Today it was my delightful pleasure to partake in a Serbian Orthodox worship service for the first time. I’m most familiar with protestant denominations, ranging from deep Calvinism to the jollies of North American evangelicalism, and lately I’ve found solace in the structure and foundation of the abundance of imagery of Catholicism.
Today I’ve witnessed a living tradition that goes back to the eastern Roman empire, entirely foreign to me. Most unusual I found that the entire congregation stood for the hour and a half it took the priests to go through their rituals. It was nine in the morning on a rainy Sunday, and the church was full, and everybody stood. Orthodox churches have no chairs, Draga said under her breath.
Serbian Orthodoxy was founded in 1217 by Sava, now venerated as a saint, who was also a chief legislator and did much to establish the Serbians as an autonomous people. Hence Serbian Orthodoxy also serves as element of the national identity of Serbia, not unlike the Church of England, or even the Reformation as a whole, which manifested much of the breaches of nations in Western Europe.

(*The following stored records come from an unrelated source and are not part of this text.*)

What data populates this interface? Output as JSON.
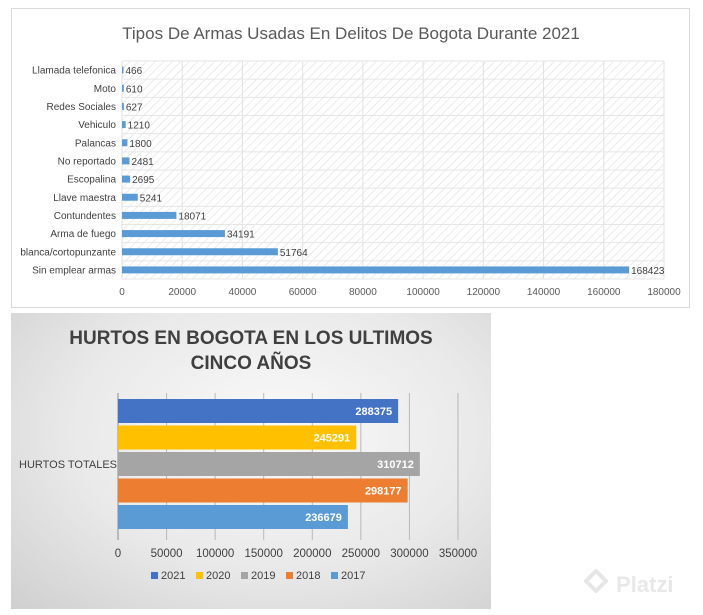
{
  "chart_data": [
    {
      "type": "bar",
      "orientation": "horizontal",
      "title": "Tipos De Armas Usadas En Delitos De Bogota Durante 2021",
      "categories": [
        "Llamada telefonica",
        "Moto",
        "Redes Sociales",
        "Vehiculo",
        "Palancas",
        "No reportado",
        "Escopalina",
        "Llave maestra",
        "Contundentes",
        "Arma de fuego",
        "blanca/cortopunzante",
        "Sin emplear armas"
      ],
      "values": [
        466,
        610,
        627,
        1210,
        1800,
        2481,
        2695,
        5241,
        18071,
        34191,
        51764,
        168423
      ],
      "data_labels": [
        "466",
        "610",
        "627",
        "1210",
        "1800",
        "2481",
        "2695",
        "5241",
        "18071",
        "34191",
        "51764",
        "168423"
      ],
      "x_ticks": [
        "0",
        "20000",
        "40000",
        "60000",
        "80000",
        "100000",
        "120000",
        "140000",
        "160000",
        "180000"
      ],
      "xlim": [
        0,
        180000
      ],
      "grid": true,
      "color": "#5b9bd5"
    },
    {
      "type": "bar",
      "orientation": "horizontal",
      "title": "HURTOS EN BOGOTA EN LOS ULTIMOS CINCO AÑOS",
      "title_lines": [
        "HURTOS EN BOGOTA EN LOS ULTIMOS",
        "CINCO AÑOS"
      ],
      "category": "HURTOS TOTALES",
      "series": [
        {
          "name": "2021",
          "value": 288375,
          "label": "288375",
          "color": "#4472c4"
        },
        {
          "name": "2020",
          "value": 245291,
          "label": "245291",
          "color": "#ffc000"
        },
        {
          "name": "2019",
          "value": 310712,
          "label": "310712",
          "color": "#a5a5a5"
        },
        {
          "name": "2018",
          "value": 298177,
          "label": "298177",
          "color": "#ed7d31"
        },
        {
          "name": "2017",
          "value": 236679,
          "label": "236679",
          "color": "#5b9bd5"
        }
      ],
      "x_ticks": [
        "0",
        "50000",
        "100000",
        "150000",
        "200000",
        "250000",
        "300000",
        "350000"
      ],
      "xlim": [
        0,
        350000
      ],
      "grid": true,
      "legend_position": "bottom"
    }
  ],
  "watermark": {
    "text": "Platzi"
  }
}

Like Catholicism, Serbian Orthodoxy maintains a Romanesque pantheon of saints, who are either Serbian defenders of the faith or as often defenders of the Serbian nation. As in pre-church Rome, national politics in Serbia always had a religious component to it. In 1517 a Serbian militia thought it proper to march onto the Ottoman empire. They were defeated, the Ottomans decided to strike back, and in 1540 the whole area came under Turkish rule. The Turks stayed 400 years, but their lasting influence is contained only in the Serbian addiction to what is called Turkish coffee (a thimble of violently strong coffee resting on a hardy scoop of coffee ground blubber).

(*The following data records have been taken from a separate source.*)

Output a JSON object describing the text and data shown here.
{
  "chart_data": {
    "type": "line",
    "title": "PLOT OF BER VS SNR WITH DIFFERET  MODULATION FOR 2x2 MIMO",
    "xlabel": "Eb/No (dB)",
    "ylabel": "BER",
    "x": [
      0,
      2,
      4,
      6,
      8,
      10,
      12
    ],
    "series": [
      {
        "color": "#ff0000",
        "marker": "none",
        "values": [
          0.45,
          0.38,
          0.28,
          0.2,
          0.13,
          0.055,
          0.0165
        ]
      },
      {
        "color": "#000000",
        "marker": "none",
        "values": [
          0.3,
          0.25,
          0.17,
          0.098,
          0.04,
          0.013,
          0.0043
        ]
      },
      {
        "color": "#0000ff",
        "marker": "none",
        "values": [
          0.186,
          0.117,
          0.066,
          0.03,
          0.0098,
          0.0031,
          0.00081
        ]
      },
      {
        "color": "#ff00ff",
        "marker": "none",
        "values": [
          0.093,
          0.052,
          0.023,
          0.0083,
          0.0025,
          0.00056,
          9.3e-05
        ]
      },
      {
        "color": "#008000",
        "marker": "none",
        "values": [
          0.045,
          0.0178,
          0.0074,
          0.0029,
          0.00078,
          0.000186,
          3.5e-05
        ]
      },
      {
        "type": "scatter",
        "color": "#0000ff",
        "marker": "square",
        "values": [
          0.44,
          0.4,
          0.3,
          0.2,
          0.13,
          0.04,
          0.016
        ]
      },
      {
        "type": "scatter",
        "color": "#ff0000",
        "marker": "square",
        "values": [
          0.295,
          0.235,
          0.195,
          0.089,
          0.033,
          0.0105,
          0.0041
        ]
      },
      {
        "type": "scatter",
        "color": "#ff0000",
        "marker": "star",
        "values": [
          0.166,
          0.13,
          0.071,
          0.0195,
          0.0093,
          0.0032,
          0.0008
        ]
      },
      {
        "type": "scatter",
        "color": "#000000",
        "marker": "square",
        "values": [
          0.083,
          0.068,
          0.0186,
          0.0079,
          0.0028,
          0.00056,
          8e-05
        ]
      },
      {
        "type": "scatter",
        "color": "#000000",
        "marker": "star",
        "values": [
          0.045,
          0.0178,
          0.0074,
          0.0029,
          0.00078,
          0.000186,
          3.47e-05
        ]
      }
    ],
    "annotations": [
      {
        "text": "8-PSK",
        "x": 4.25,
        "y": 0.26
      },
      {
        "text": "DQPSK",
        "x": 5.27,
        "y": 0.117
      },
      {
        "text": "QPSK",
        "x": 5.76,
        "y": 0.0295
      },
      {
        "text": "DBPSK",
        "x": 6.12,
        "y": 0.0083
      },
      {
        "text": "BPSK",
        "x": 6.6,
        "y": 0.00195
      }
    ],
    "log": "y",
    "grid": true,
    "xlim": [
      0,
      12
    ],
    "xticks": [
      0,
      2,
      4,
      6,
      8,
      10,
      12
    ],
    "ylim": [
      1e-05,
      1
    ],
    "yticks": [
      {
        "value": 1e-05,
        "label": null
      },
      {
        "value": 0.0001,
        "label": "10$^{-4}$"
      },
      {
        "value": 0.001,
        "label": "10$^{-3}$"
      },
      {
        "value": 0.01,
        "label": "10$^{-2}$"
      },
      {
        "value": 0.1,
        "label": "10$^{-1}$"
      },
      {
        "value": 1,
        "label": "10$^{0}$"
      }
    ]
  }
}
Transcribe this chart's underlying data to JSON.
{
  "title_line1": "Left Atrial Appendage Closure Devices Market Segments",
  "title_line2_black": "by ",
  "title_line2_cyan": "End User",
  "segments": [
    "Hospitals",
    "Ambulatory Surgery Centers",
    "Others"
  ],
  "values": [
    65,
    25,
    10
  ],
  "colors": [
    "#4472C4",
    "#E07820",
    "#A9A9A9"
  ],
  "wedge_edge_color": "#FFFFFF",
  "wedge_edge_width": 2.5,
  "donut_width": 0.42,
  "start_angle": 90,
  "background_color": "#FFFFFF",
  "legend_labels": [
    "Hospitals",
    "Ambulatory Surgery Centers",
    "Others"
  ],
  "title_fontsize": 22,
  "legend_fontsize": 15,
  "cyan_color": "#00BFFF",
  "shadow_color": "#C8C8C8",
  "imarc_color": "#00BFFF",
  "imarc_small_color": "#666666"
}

In 1594 the Turks decided they needed to make a statement, dug up the bones of Saint Sava, brought them to Belgrade and burned them on a central hill called Vračar. When the Turks left Serbia, the Serbians decided they needed to make a statement too, and began to build the largest church in the Balkans; a temple devoted to saint Sava, precisely on the spot where his bones were violated. It reminds me of the temple of Solomon, which also underscored the identity of a nation, and which was built on the same mount Moria where Abraham went to sacrifice his son Isaac, from whom that nation would spring.
“It’s not finished yet,” says Draga next to me.
“Nothing ever is,” I say, “Take me there.”
“I will,” she says.
I met her on the Amazon. I was on the run. She ran a souvenir and jewelry shop. When she asked me what I was doing there I told her that I was looking for a temple to worship God in. She said that there were plenty of those to choose from. But I see in most religions a celebration of what we can never comprehend, a clumsy corona of imagery around a core that will always remain untouchable.
She emerged from the cloudy glass doors of Nikola Tesla Airport, to find me standing there, lost again. “Come home to me,” she said and became my Sava, my Beatrice, my Temple of Solomon, all at once.